Funding did not permit such a study by the PISP personnel in the Petit Goave area. However, tuberculosis emerged as a major cause of death in adults and therefore became a concern. All deaths were reported by cause using verbal autopsy methods. Those thought to be caused by tuberculosis were investigated by physicians who had access to the records of a tuberculosis treatment project in the area, funded in part by the International Child Care Foundation and Grace Children's Hospital for tuberculosis in Haiti.

Evolution of the Information System

All vital events were reported by RHVs, who discovered the vital event through home visits, "roll calls" of children under five or mothers at rally posts, or annual census updates. In the HAS studies, all deaths were investigated by physicians or their trained assistants; often an accompanying clinic or hospital record revealed the most likely cause of death. If not, physicians carried out informal verbal autopsies. At HAS they examined the cadaver, and in some cases convinced families to bring the body to the hospital morgue for autopsy in order better to determine the cause of death. Births were recorded by the RHVs, who contacted trained traditional birth attendants in each neighborhood.

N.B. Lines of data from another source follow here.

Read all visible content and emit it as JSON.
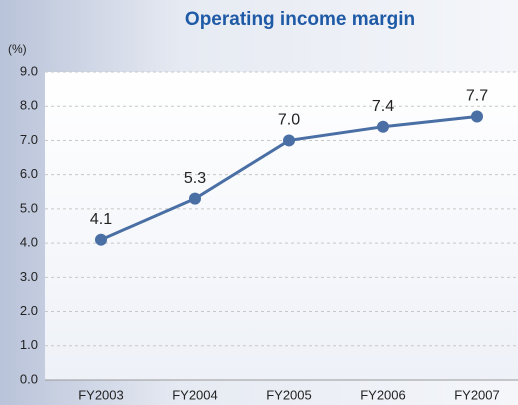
{
  "chart_data": {
    "type": "line",
    "title": "Operating income margin",
    "ylabel": "(%)",
    "categories": [
      "FY2003",
      "FY2004",
      "FY2005",
      "FY2006",
      "FY2007"
    ],
    "series": [
      {
        "name": "Operating income margin",
        "color": "#4a6fa5",
        "values": [
          4.1,
          5.3,
          7.0,
          7.4,
          7.7
        ],
        "value_labels": [
          "4.1",
          "5.3",
          "7.0",
          "7.4",
          "7.7"
        ]
      }
    ],
    "ylim": [
      0,
      9
    ],
    "yticks": [
      {
        "value": 0,
        "label": "0.0"
      },
      {
        "value": 1,
        "label": "1.0"
      },
      {
        "value": 2,
        "label": "2.0"
      },
      {
        "value": 3,
        "label": "3.0"
      },
      {
        "value": 4,
        "label": "4.0"
      },
      {
        "value": 5,
        "label": "5.0"
      },
      {
        "value": 6,
        "label": "6.0"
      },
      {
        "value": 7,
        "label": "7.0"
      },
      {
        "value": 8,
        "label": "8.0"
      },
      {
        "value": 9,
        "label": "9.0"
      }
    ],
    "grid": true
  }
}
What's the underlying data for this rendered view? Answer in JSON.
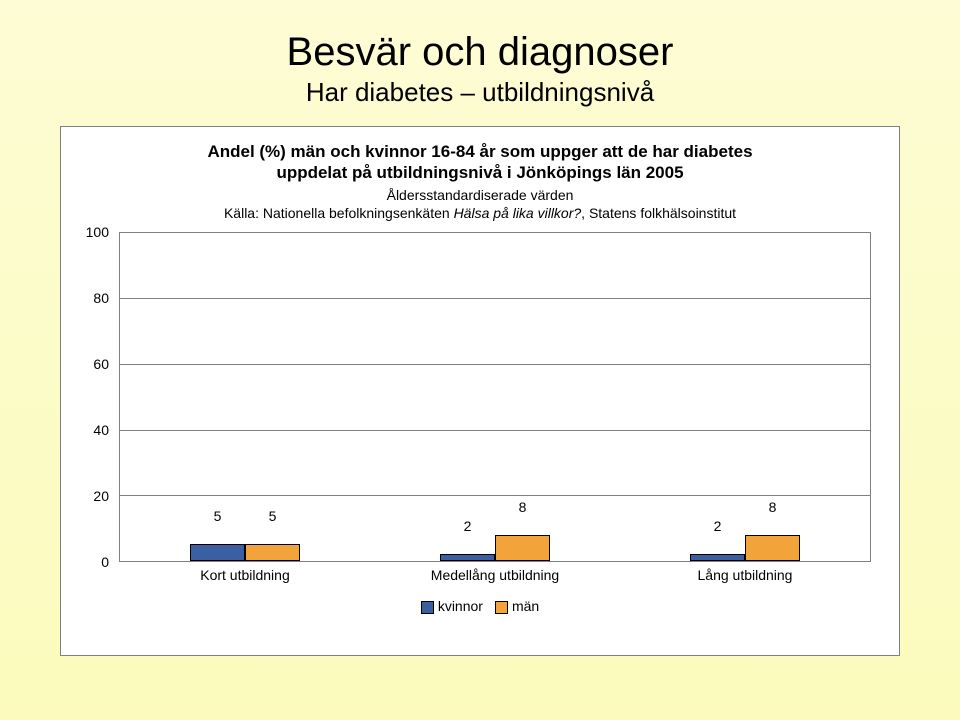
{
  "slide": {
    "title": "Besvär och diagnoser",
    "subtitle": "Har diabetes – utbildningsnivå"
  },
  "chart": {
    "type": "grouped-bar",
    "title_line1": "Andel (%) män och kvinnor 16-84 år som uppger att de har diabetes",
    "title_line2": "uppdelat på utbildningsnivå i Jönköpings län 2005",
    "sub_line1": "Åldersstandardiserade värden",
    "sub_line2_prefix": "Källa: Nationella befolkningsenkäten ",
    "sub_line2_italic": "Hälsa på lika villkor?",
    "sub_line2_suffix": ", Statens folkhälsoinstitut",
    "y": {
      "min": 0,
      "max": 100,
      "ticks": [
        0,
        20,
        40,
        60,
        80,
        100
      ]
    },
    "series": [
      {
        "key": "kvinnor",
        "label": "kvinnor",
        "color": "#3b5fa1"
      },
      {
        "key": "man",
        "label": "män",
        "color": "#f2a33a"
      }
    ],
    "categories": [
      {
        "label": "Kort utbildning",
        "values": {
          "kvinnor": 5,
          "man": 5
        }
      },
      {
        "label": "Medellång utbildning",
        "values": {
          "kvinnor": 2,
          "man": 8
        }
      },
      {
        "label": "Lång utbildning",
        "values": {
          "kvinnor": 2,
          "man": 8
        }
      }
    ],
    "bar_width_pct": 22,
    "label_fontsize": 14,
    "grid_color": "#808080",
    "background_color": "#ffffff"
  }
}
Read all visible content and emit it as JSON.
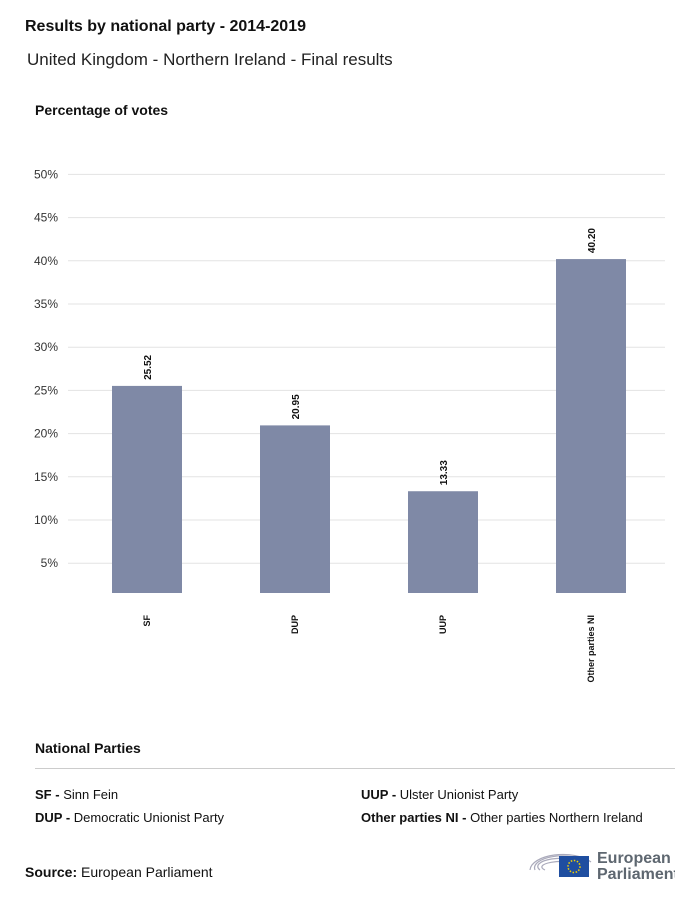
{
  "title": "Results by national party - 2014-2019",
  "subtitle": "United Kingdom - Northern Ireland - Final results",
  "chart_data": {
    "type": "bar",
    "ylabel": "Percentage of votes",
    "categories": [
      "SF",
      "DUP",
      "UUP",
      "Other parties NI"
    ],
    "values": [
      25.52,
      20.95,
      13.33,
      40.2
    ],
    "value_labels": [
      "25.52",
      "20.95",
      "13.33",
      "40.20"
    ],
    "yticks": [
      5,
      10,
      15,
      20,
      25,
      30,
      35,
      40,
      45,
      50
    ],
    "ytick_labels": [
      "5%",
      "10%",
      "15%",
      "20%",
      "25%",
      "30%",
      "35%",
      "40%",
      "45%",
      "50%"
    ],
    "ylim": [
      0,
      50
    ],
    "grid": true,
    "bar_color": "#7f89a6"
  },
  "legend": {
    "title": "National Parties",
    "items": [
      {
        "abbr": "SF -",
        "name": "Sinn Fein"
      },
      {
        "abbr": "DUP -",
        "name": "Democratic Unionist Party"
      },
      {
        "abbr": "UUP -",
        "name": "Ulster Unionist Party"
      },
      {
        "abbr": "Other parties NI -",
        "name": "Other parties Northern Ireland"
      }
    ]
  },
  "source": {
    "label": "Source:",
    "value": "European Parliament"
  },
  "logo": {
    "line1": "European",
    "line2": "Parliament"
  }
}
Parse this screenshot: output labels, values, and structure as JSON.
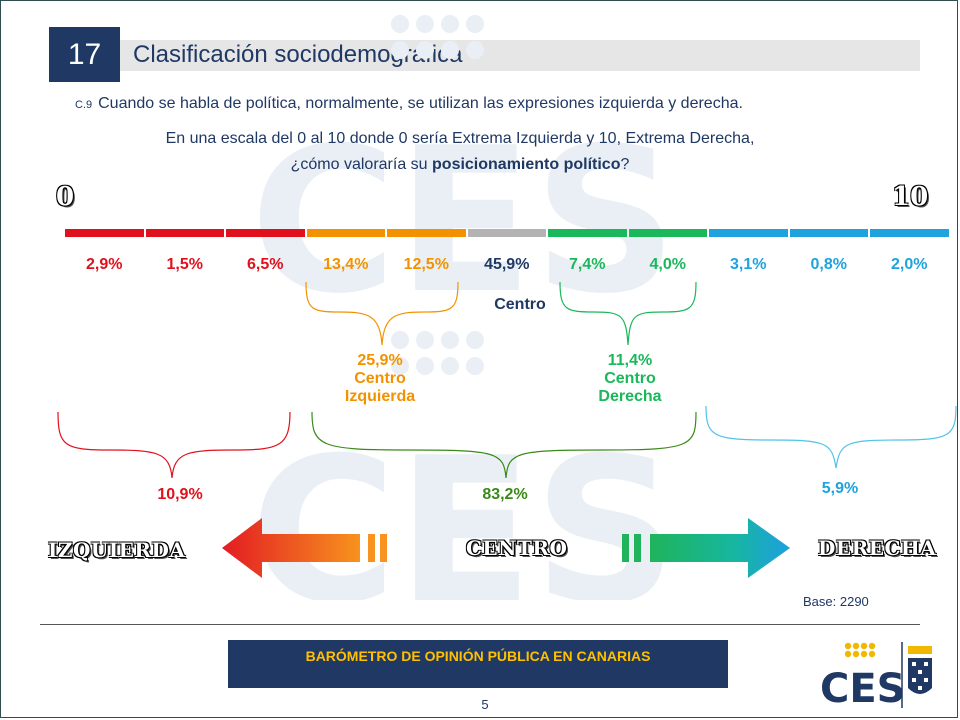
{
  "slide": {
    "number": "17",
    "title": "Clasificación sociodemográfica"
  },
  "question": {
    "code": "C.9",
    "line1": "Cuando se habla de política, normalmente, se utilizan las expresiones izquierda y derecha.",
    "line2": "En una escala del 0 al 10 donde 0 sería Extrema Izquierda y 10, Extrema Derecha,",
    "line3_pre": "¿cómo valoraría su ",
    "line3_bold": "posicionamiento político",
    "line3_post": "?"
  },
  "scale": {
    "min_label": "0",
    "max_label": "10"
  },
  "colors": {
    "red": "#e0101c",
    "orange": "#f39200",
    "gray": "#b3b3b3",
    "green": "#1ab85a",
    "blue": "#1fa3de",
    "navy": "#1f3864",
    "red_dark": "#c00000",
    "green_dark": "#3a8a1a",
    "orange_dark": "#f39200",
    "blue_light": "#4fc3e8"
  },
  "chart_data": {
    "type": "bar",
    "categories": [
      "0",
      "1",
      "2",
      "3",
      "4",
      "5",
      "6",
      "7",
      "8",
      "9",
      "10"
    ],
    "values": [
      2.9,
      1.5,
      6.5,
      13.4,
      12.5,
      45.9,
      7.4,
      4.0,
      3.1,
      0.8,
      2.0
    ],
    "value_labels": [
      "2,9%",
      "1,5%",
      "6,5%",
      "13,4%",
      "12,5%",
      "45,9%",
      "7,4%",
      "4,0%",
      "3,1%",
      "0,8%",
      "2,0%"
    ],
    "segment_colors": [
      "red",
      "red",
      "red",
      "orange",
      "orange",
      "gray",
      "green",
      "green",
      "blue",
      "blue",
      "blue"
    ],
    "groups": {
      "centro": {
        "label": "Centro"
      },
      "centro_izquierda": {
        "value": "25,9%",
        "line1": "Centro",
        "line2": "Izquierda"
      },
      "centro_derecha": {
        "value": "11,4%",
        "line1": "Centro",
        "line2": "Derecha"
      },
      "izquierda": {
        "value": "10,9%"
      },
      "centro_total": {
        "value": "83,2%"
      },
      "derecha": {
        "value": "5,9%"
      }
    },
    "arrow_labels": {
      "left": "IZQUIERDA",
      "center": "CENTRO",
      "right": "DERECHA"
    }
  },
  "base": "Base: 2290",
  "footer": {
    "banner": "BARÓMETRO DE OPINIÓN PÚBLICA EN CANARIAS",
    "page": "5"
  },
  "logo": {
    "text": "CES"
  }
}
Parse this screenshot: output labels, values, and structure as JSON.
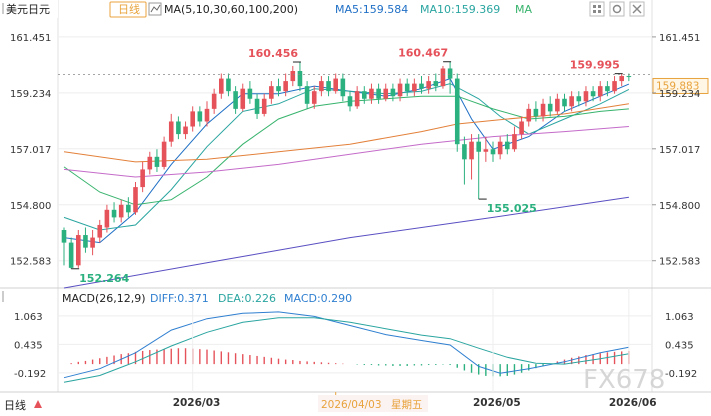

The mobility of rural Haitian families posed a special problem, not only from the point of view of documenting vital rates, but also for follow-up purposes. Haitian conjugal unions are very unstable (Williams et al., 1975; Allman and May, 1979; ); their dissolution is often followed by in- or out-migration from a given census tract. The HAS definition of a resident was a person who resided at least six continuous months in the census tract, with intent to stay. The PISP project required that a resident be present four months or more with intent to stay before their vital event could be counted. Thus, vital events of visitors and transients were eliminated from the final analyses.